The Ark also housed Daddy’s office and the check-in where customers paid their greens fees and got their little colored balls and putters. The check-in counter was buttoned up with a shutter that needed painting, as did the Ark itself. Hugh stopped, put his hands on his hips, and looked up at the building, which towered about fifty feet above them. Caroline stood behind him and searched the grounds for Daddy.

She found her father over in the back nine pruning azaleas. Daddy turned toward them, as if sensing their arrival. “Hey darlin’,” he said, then leaned his lopping shears against the rock that sealed Jesus’s tomb. He headed in their direction—a path that took him through the hole representing the resurrection.
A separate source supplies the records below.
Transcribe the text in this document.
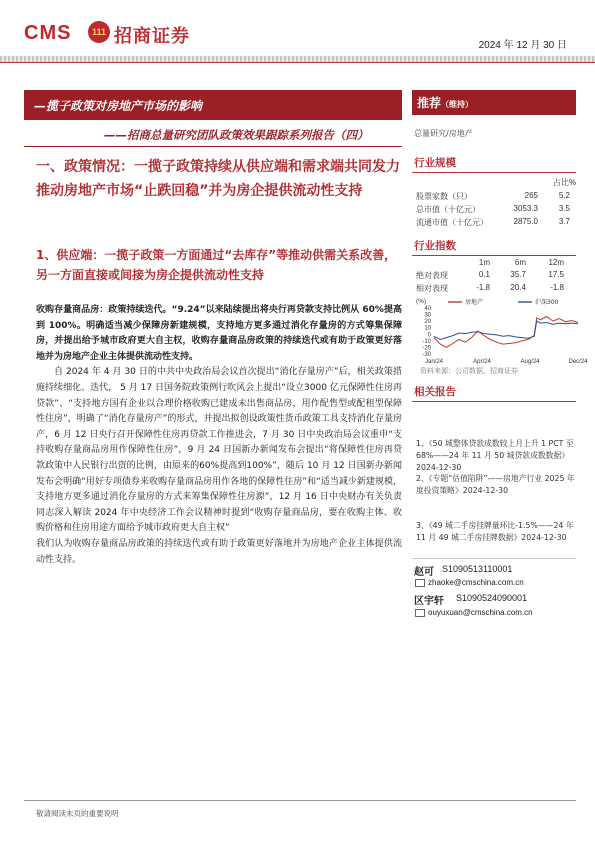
CMS	111 招商证券	2024 年 12 月 30 日
—揽子政策对房地产市场的影响
——招商总量研究团队政策效果跟踪系列报告（四）
一、政策情况：一揽子政策持续从供应端和需求端共同发力推动房地产市场“止跌回稳”并为房企提供流动性支持
1、供应端：一揽子政策一方面通过“去库存”等推动供需关系改善，另一方面直接或间接为房企提供流动性支持

收购存量商品房：政策持续迭代。“9.24”以来陆续提出将央行再贷款支持比例从 60%提高到 100%。明确适当减少保障房新建规模，支持地方更多通过消化存量房的方式筹集保障房，并提出给予城市政府更大自主权，收购存量商品房政策的持续迭代或有助于政策更好落地并为房地产企业主体提供流动性支持。

自 2024 年 4 月 30 日的中共中央政治局会议首次提出“消化存量房产”后，相关政策措施持续细化、迭代， 5 月 17 日国务院政策例行吹风会上提出“设立3000 亿元保障性住房再贷款”、“支持地方国有企业以合理价格收购已建成未出售商品房，用作配售型或配租型保障性住房”，明确了“消化存量房产”的形式，并提出拟创设政策性货币政策工具支持消化存量房产，6 月 12 日央行召开保障性住房再贷款工作推进会，7 月 30 日中央政治局会议重申“支持收购存量商品房用作保障性住房”，9 月 24 日国新办新闻发布会提出“将保障性住房再贷款政策中人民银行出资的比例，由原来的60%提高到100%”，随后 10 月 12 日国新办新闻发布会明确“用好专项债券来收购存量商品房用作各地的保障性住房”和“适当减少新建规模，支持地方更多通过消化存量房的方式来筹集保障性住房源”，12 月 16 日中央财办有关负责同志深入解读 2024 年中央经济工作会议精神时提到“收购存量商品房，要在收购主体、收购价格和住房用途方面给予城市政府更大自主权”

我们认为收购存量商品房政策的持续迭代或有助于政策更好落地并为房地产企业主体提供流动性支持。

推荐（维持）
总量研究/房地产
行业规模
占比%
股票家数（只）	265	5.2
总市值（十亿元）	3053.3	3.5
流通市值（十亿元）	2875.0	3.7
行业指数
1m	6m	12m
绝对表现	0.1	35.7	17.5
相对表现	-1.8	20.4	-1.8
(%)
40
30
20
10
0
-10
-20
-30
Jan/24	Apr/24	Aug/24	Dec/24
房地产	沪深300
资料来源：公司数据、招商证券
相关报告
1、《50 城整体贷款成数较上月上升 1 PCT 至 68%——24 年 11 月 50 城贷款成数数据》2024-12-30
2、《专题“估值陷阱”——房地产行业 2025 年度投资策略》2024-12-30
3、《49 城二手房挂牌量环比-1.5%——24 年 11 月 49 城二手房挂牌数据》2024-12-30
赵可 S1090513110001
zhaoke@cmschina.com.cn
区宇轩 S1090524090001
ouyuxuan@cmschina.com.cn
敬请阅读末页的重要说明
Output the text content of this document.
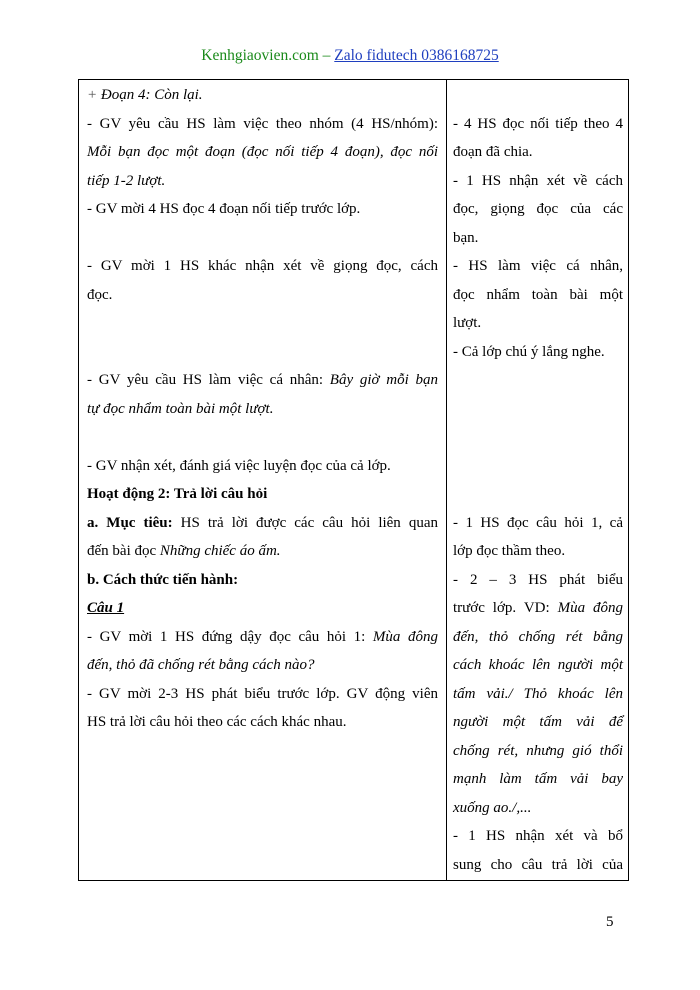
Kenhgiaovien.com – Zalo fidutech 0386168725
+ Đoạn 4: Còn lại.
- GV yêu cầu HS làm việc theo nhóm (4 HS/nhóm):
Mỗi bạn đọc một đoạn (đọc nối tiếp 4 đoạn), đọc nối
tiếp 1-2 lượt.
- GV mời 4 HS đọc 4 đoạn nối tiếp trước lớp.
- GV mời 1 HS khác nhận xét về giọng đọc, cách
đọc.
- GV yêu cầu HS làm việc cá nhân: Bây giờ mỗi bạn
tự đọc nhẩm toàn bài một lượt.
- GV nhận xét, đánh giá việc luyện đọc của cả lớp.
Hoạt động 2: Trả lời câu hỏi
a. Mục tiêu: HS trả lời được các câu hỏi liên quan
đến bài đọc Những chiếc áo ấm.
b. Cách thức tiến hành:
Câu 1
- GV mời 1 HS đứng dậy đọc câu hỏi 1: Mùa đông
đến, thỏ đã chống rét bằng cách nào?
- GV mời 2-3 HS phát biểu trước lớp. GV động viên
HS trả lời câu hỏi theo các cách khác nhau.
- 4 HS đọc nối tiếp theo 4
đoạn đã chia.
- 1 HS nhận xét về cách
đọc, giọng đọc của các
bạn.
- HS làm việc cá nhân,
đọc nhẩm toàn bài một
lượt.
- Cả lớp chú ý lắng nghe.
- 1 HS đọc câu hỏi 1, cả
lớp đọc thầm theo.
- 2 – 3 HS phát biểu
trước lớp. VD: Mùa đông
đến, thỏ chống rét bằng
cách khoác lên người một
tấm vải./ Thỏ khoác lên
người một tấm vải để
chống rét, nhưng gió thổi
mạnh làm tấm vải bay
xuống ao./,...
- 1 HS nhận xét và bổ
sung cho câu trả lời của
5
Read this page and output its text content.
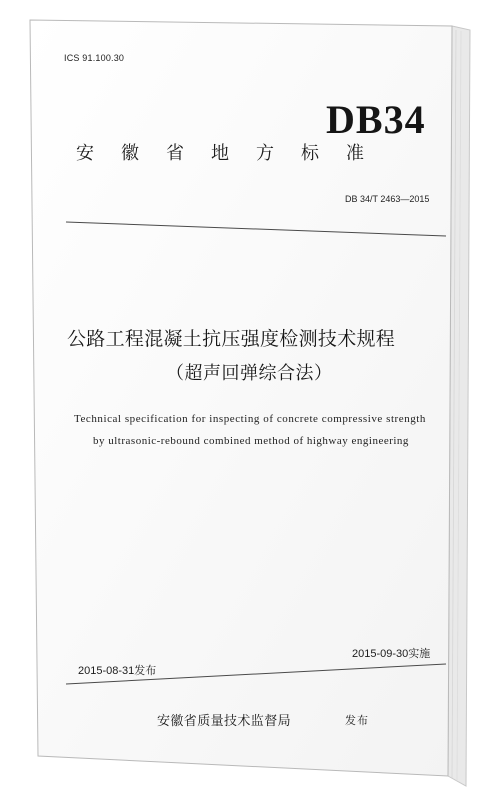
ICS 91.100.30
DB34
安徽省地方标准
DB 34/T 2463—2015
公路工程混凝土抗压强度检测技术规程
（超声回弹综合法）
Technical specification for inspecting of concrete compressive strength
by ultrasonic-rebound combined method of highway engineering
2015-09-30实施
2015-08-31发布
安徽省质量技术监督局	发布
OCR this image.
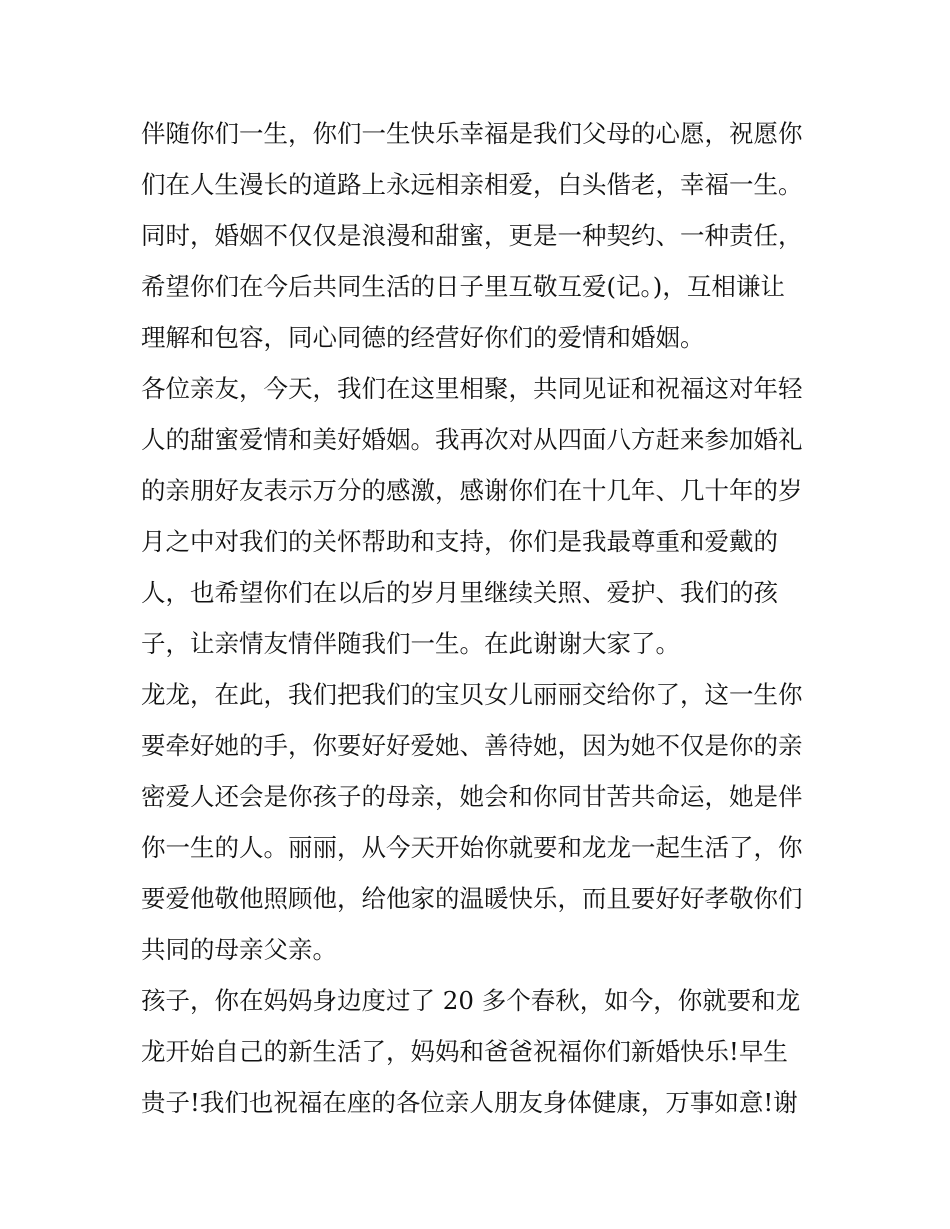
伴随你们一生，你们一生快乐幸福是我们父母的心愿，祝愿你
们在人生漫长的道路上永远相亲相爱，白头偕老，幸福一生。
同时，婚姻不仅仅是浪漫和甜蜜，更是一种契约、一种责任，
希望你们在今后共同生活的日子里互敬互爱(记。)，互相谦让
理解和包容，同心同德的经营好你们的爱情和婚姻。
各位亲友，今天，我们在这里相聚，共同见证和祝福这对年轻
人的甜蜜爱情和美好婚姻。我再次对从四面八方赶来参加婚礼
的亲朋好友表示万分的感激，感谢你们在十几年、几十年的岁
月之中对我们的关怀帮助和支持，你们是我最尊重和爱戴的
人，也希望你们在以后的岁月里继续关照、爱护、我们的孩
子，让亲情友情伴随我们一生。在此谢谢大家了。
龙龙，在此，我们把我们的宝贝女儿丽丽交给你了，这一生你
要牵好她的手，你要好好爱她、善待她，因为她不仅是你的亲
密爱人还会是你孩子的母亲，她会和你同甘苦共命运，她是伴
你一生的人。丽丽，从今天开始你就要和龙龙一起生活了，你
要爱他敬他照顾他，给他家的温暖快乐，而且要好好孝敬你们
共同的母亲父亲。
孩子，你在妈妈身边度过了 20 多个春秋，如今，你就要和龙
龙开始自己的新生活了，妈妈和爸爸祝福你们新婚快乐!早生
贵子!我们也祝福在座的各位亲人朋友身体健康，万事如意!谢
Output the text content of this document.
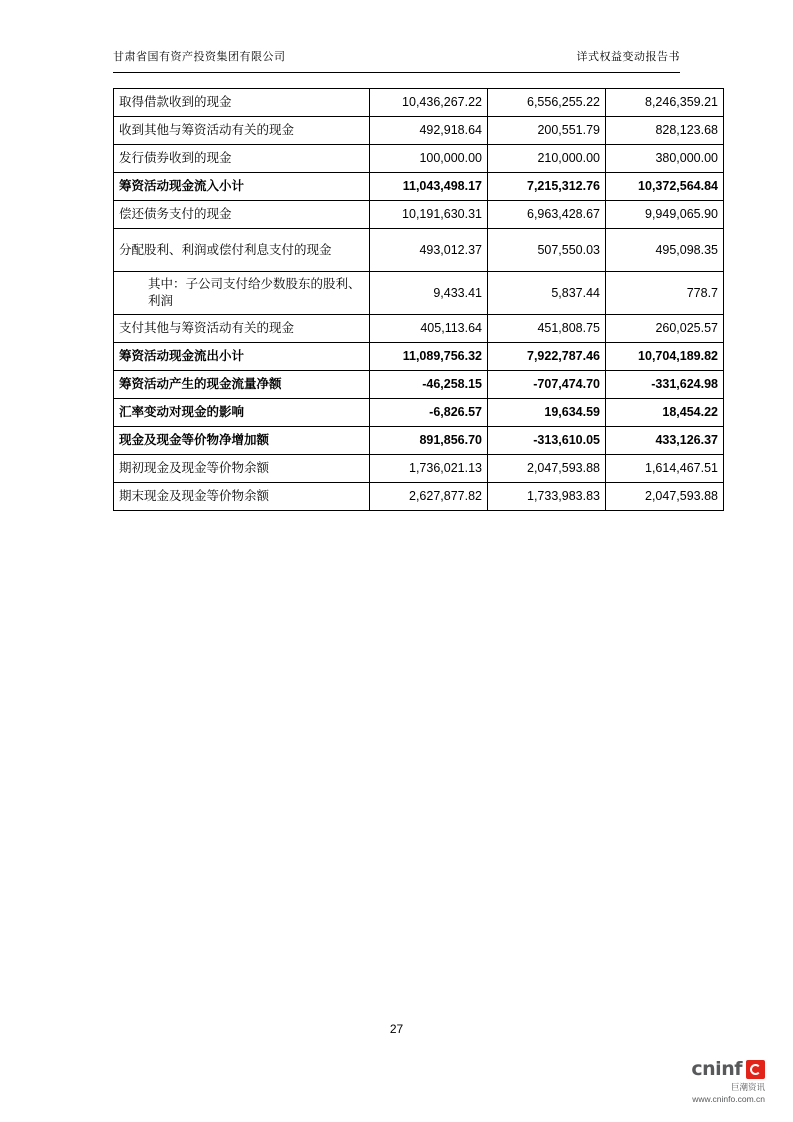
甘肃省国有资产投资集团有限公司	详式权益变动报告书
取得借款收到的现金	10,436,267.22	6,556,255.22	8,246,359.21
收到其他与筹资活动有关的现金	492,918.64	200,551.79	828,123.68
发行债券收到的现金	100,000.00	210,000.00	380,000.00
筹资活动现金流入小计	11,043,498.17	7,215,312.76	10,372,564.84
偿还债务支付的现金	10,191,630.31	6,963,428.67	9,949,065.90
分配股利、利润或偿付利息支付的现金	493,012.37	507,550.03	495,098.35
其中：子公司支付给少数股东的股利、利润	9,433.41	5,837.44	778.7
支付其他与筹资活动有关的现金	405,113.64	451,808.75	260,025.57
筹资活动现金流出小计	11,089,756.32	7,922,787.46	10,704,189.82
筹资活动产生的现金流量净额	-46,258.15	-707,474.70	-331,624.98
汇率变动对现金的影响	-6,826.57	19,634.59	18,454.22
现金及现金等价物净增加额	891,856.70	-313,610.05	433,126.37
期初现金及现金等价物余额	1,736,021.13	2,047,593.88	1,614,467.51
期末现金及现金等价物余额	2,627,877.82	1,733,983.83	2,047,593.88
27
cninf
巨潮资讯
www.cninfo.com.cn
Caroline wondered what his Lordship was thinking about Daddy’s black T-shirt, which boasted the slogan “God is. Any questions?” across the chest in huge white letters. Daddy’s salt-and-pepper hair was pulled back into a long braid that reached halfway down his back. His goatee, beer belly, biker boots, and earring gave him the appearance of a motorcycle gang member, but not exactly a member of Hell’s Angels. Daddy’s angels were probably serious hallucinations, born of the time he’d spent in Vietnam.

Daddy walked up to her and pulled her into one of his big bear hugs. “Mmmm, how’s my littlest angel?”